Watchdog groups, consumers and even businesses will be following developments closely, Howard said. "These privacy issues quickly cross borders and are impacted by technology advancements almost daily. It is clear the next few years are going to be interesting.”

Will Ackerly, CTO and co-founder of Virtru, told SC Media on Wednesday that he believes Pompeo is trying to address Americans' concerns about the government's ability to protect them, but expressed reservations around some of his suggested fixes for creating concerns about personal privacy.   

"Global technology companies, like Facebook and WhatsApp, have built strong encryption into their platforms, as they understand that the threat of people or governments ‘listening in' on personal communications is real, and there is demonstrable value in platforms that promise protection via strong encryption," Ackerly said. 

In countries where governments are violating human rights, platforms with strong encryption are critical to protecting the privacy, speech and ability for dissenters to assemble, he added. "Some governments do what they can to squash these dissidents by listening on communications that are intended to be private." 

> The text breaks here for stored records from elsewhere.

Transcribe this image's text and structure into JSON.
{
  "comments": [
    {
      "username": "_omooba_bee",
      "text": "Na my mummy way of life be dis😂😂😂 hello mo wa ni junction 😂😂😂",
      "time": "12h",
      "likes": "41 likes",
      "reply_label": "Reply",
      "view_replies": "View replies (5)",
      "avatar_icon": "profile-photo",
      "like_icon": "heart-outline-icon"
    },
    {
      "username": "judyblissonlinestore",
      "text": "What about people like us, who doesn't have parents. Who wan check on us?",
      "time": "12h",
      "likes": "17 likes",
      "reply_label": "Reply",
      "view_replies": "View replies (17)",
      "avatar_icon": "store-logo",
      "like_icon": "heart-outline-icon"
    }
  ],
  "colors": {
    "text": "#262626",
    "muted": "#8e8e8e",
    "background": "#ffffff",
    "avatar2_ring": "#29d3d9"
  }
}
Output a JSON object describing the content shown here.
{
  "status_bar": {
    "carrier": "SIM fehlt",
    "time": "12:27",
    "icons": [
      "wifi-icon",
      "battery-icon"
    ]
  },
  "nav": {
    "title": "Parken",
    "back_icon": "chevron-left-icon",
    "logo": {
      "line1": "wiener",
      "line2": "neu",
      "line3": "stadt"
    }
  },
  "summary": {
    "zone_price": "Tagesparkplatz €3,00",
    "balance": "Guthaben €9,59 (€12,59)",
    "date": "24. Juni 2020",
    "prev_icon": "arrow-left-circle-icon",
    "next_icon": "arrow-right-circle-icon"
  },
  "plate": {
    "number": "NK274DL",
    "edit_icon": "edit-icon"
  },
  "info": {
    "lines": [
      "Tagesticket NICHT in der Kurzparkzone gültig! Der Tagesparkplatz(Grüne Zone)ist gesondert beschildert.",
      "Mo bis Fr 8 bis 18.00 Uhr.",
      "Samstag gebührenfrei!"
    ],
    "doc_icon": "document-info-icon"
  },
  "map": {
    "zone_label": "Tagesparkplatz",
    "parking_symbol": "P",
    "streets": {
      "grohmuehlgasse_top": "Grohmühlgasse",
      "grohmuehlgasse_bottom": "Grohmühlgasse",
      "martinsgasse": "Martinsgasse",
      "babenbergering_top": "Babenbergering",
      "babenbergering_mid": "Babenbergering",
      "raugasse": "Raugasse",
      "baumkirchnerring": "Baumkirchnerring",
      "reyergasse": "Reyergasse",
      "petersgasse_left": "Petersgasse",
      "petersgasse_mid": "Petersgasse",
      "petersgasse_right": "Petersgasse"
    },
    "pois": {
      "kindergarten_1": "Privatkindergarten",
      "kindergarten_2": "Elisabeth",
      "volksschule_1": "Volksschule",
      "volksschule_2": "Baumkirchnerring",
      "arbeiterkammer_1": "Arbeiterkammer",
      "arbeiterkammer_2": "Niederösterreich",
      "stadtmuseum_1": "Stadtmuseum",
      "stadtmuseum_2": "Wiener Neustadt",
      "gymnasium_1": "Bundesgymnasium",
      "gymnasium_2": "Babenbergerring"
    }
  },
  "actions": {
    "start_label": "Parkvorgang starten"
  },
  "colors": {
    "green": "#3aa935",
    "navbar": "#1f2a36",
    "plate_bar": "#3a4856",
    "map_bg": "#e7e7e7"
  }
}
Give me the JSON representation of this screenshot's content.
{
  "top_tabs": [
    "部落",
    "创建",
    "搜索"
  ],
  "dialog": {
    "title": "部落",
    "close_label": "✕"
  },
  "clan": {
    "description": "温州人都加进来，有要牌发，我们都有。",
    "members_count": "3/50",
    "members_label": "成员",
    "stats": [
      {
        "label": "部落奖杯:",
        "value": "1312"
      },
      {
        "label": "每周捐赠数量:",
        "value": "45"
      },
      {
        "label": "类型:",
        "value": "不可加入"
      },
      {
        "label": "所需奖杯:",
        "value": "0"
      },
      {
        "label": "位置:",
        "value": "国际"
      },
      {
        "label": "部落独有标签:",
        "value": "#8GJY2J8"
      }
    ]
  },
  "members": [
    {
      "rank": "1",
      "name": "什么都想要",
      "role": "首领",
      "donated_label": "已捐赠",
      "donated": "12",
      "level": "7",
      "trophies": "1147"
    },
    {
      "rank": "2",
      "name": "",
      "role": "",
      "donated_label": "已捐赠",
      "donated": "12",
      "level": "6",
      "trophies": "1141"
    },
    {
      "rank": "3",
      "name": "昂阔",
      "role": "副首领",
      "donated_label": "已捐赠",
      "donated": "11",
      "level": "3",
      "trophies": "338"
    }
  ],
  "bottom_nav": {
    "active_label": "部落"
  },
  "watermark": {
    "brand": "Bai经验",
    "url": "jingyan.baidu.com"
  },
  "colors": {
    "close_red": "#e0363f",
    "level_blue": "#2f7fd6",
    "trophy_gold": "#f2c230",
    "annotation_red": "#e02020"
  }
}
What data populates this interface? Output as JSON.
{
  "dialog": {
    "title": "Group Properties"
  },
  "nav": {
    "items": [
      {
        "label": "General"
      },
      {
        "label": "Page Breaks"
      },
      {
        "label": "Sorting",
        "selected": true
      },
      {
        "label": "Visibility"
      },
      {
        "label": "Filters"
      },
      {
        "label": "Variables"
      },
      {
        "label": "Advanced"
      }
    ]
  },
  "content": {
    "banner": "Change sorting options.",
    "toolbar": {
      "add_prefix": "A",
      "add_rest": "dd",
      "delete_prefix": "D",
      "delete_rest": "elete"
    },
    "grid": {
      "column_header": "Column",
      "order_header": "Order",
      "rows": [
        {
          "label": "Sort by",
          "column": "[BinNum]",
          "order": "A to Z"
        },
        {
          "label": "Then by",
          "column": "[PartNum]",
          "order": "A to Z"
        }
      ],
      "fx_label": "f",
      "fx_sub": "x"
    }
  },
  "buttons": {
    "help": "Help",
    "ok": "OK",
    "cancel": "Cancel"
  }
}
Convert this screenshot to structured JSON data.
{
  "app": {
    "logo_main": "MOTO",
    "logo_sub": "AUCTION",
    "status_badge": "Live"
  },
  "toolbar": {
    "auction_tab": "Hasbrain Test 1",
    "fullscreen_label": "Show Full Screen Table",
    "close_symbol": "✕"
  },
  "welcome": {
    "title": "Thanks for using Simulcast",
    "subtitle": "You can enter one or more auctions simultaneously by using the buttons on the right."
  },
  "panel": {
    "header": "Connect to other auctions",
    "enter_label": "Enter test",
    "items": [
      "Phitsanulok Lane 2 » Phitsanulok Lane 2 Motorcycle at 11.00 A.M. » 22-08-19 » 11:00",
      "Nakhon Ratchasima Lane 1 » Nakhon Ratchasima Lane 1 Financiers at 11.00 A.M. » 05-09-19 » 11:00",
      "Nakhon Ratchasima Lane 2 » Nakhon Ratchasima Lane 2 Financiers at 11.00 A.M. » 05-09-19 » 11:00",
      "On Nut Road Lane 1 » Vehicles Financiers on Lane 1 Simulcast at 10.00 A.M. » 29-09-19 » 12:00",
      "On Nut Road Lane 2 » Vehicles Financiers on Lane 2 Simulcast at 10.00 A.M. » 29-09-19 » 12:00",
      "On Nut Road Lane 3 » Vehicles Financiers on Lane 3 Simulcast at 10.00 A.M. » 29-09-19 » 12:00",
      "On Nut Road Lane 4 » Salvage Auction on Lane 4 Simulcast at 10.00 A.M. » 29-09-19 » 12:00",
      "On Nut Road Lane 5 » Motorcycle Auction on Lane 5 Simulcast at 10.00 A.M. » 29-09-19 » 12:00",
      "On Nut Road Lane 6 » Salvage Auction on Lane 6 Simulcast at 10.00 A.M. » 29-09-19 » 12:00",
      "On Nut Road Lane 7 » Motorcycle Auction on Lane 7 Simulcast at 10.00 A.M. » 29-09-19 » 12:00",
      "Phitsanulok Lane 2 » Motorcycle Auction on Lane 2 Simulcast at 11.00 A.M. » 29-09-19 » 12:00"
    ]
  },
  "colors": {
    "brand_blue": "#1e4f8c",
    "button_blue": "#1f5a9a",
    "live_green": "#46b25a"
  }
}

Labeling "strong encryption for personal use" a red flag perpetuates the idea that protecting yourself means that you have something to hide, when, in fact, it is – in many cases – the only reliable means of protecting your privacy, Ackerly told SC.

"Indeed, privacy is a human right and, as Americans, we have an opportunity and an obligation to set the right example for the rest of the world."

Ackerly added that the United States should strive to represent the best of democracy. "We should be setting a proper example by upholding and continuing to improve transparency and reform, like the USA Freedom Act, which helps prevent the creation of secret authorities through undisclosed, ‘novel interpretations of the law', often considered ‘secret law'.” 

But, Ed Stroz, co-president of Stroz Friedberg an Aon Company, told SC Media on Wednesday that one of the main cybersecurity concerns facing the incoming administration is the expanding nature of current cyber threats,and this could mean reconsidering the definition of what constitutes U.S. critical infrastructure. "An expanded scope might include corporate and government data, and systems beyond these 16 sectors, on which a hack would have far-reaching consequences."

For Stroz, protecting assets takes cooperation, not just with industry partners, but with the government. Other concerns for governmental actors Stroz pointed out include the need to protect data integrity and the proliferation of misinformation; facilitating global public and private sector information sharing around cybersecurity threats; and conducting offensive cyber operations against adversaries."